# User Name change



## aussieland (Oct 14, 2008)

Hi all,
How can I change my username/login name in this forum?
I tried to see but couldn't find the solution 

Sent from my iPhone using ExpatForum


----------



## Guest (Mar 1, 2011)

PankajNamdeo said:


> Hi all,
> How can I change my username/login name in this forum?
> I tried to see but couldn't find the solution
> 
> Sent from my iPhone using ExpatForum


I think we can neither change the user name NOR delete a previous user name. Although I don't think any forum allows changing the user name, I do think there should be a possibility to delete a user name.


----------



## aussieland (Oct 14, 2008)

ausimmi said:


> I think we can neither change the user name NOR delete a previous user name.

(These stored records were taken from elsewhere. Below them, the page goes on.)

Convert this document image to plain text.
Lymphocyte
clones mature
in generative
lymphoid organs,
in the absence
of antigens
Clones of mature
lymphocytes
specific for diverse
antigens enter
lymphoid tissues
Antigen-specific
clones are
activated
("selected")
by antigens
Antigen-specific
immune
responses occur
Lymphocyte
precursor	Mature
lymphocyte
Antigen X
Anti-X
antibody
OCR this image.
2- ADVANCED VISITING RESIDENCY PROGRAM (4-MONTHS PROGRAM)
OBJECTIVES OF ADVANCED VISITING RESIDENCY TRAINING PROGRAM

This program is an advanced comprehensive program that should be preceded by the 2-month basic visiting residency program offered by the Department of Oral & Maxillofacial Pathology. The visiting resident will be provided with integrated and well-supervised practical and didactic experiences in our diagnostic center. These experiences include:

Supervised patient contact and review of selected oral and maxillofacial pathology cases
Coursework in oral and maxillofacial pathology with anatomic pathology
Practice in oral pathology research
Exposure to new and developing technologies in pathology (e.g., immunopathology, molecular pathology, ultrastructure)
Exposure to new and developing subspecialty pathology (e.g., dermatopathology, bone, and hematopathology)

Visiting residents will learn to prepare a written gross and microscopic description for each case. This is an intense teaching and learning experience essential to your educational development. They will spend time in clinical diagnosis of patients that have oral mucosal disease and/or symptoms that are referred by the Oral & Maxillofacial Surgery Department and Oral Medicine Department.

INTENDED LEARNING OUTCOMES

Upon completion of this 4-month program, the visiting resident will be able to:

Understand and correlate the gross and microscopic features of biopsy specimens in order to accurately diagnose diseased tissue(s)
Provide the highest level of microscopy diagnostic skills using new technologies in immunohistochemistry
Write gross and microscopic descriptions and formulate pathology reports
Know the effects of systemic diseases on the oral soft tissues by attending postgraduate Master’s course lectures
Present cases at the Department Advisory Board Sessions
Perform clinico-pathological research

Although I don't think any forum allows changing the user name, I do think there should be a possibility to delete a user name.




Sent from my iPhone using ExpatForum


----------



## xabiaxica (Jun 23, 2009)

PankajNamdeo said:


> Sent from my iPhone using ExpatForum


contact admin by following the CONTACT link at the top & request a username change


----------



## Guest (Mar 1, 2011)

xabiachica said:


> contact admin by following the CONTACT link at the top & request a username change


And what about deleting a username??? And btw, it seems strange saying this to a moderator of all people, but welcome to the forum  I haven't seen YOU around previously.


----------



## kaz101 (Nov 29, 2007)

ausimmi said:


> And what about deleting a username???


Do the same thing - use the Contact Link. 

regards,
Karen


----------



## xabiaxica (Jun 23, 2009)

ausimmi said:


> And what about deleting a username??? And btw, it seems strange saying this to a moderator of all people, but welcome to the forum  I haven't seen YOU around previously.


thanks lol!!

I usually hang out in Spain, where I live

as Kaz said - do the same thing


----------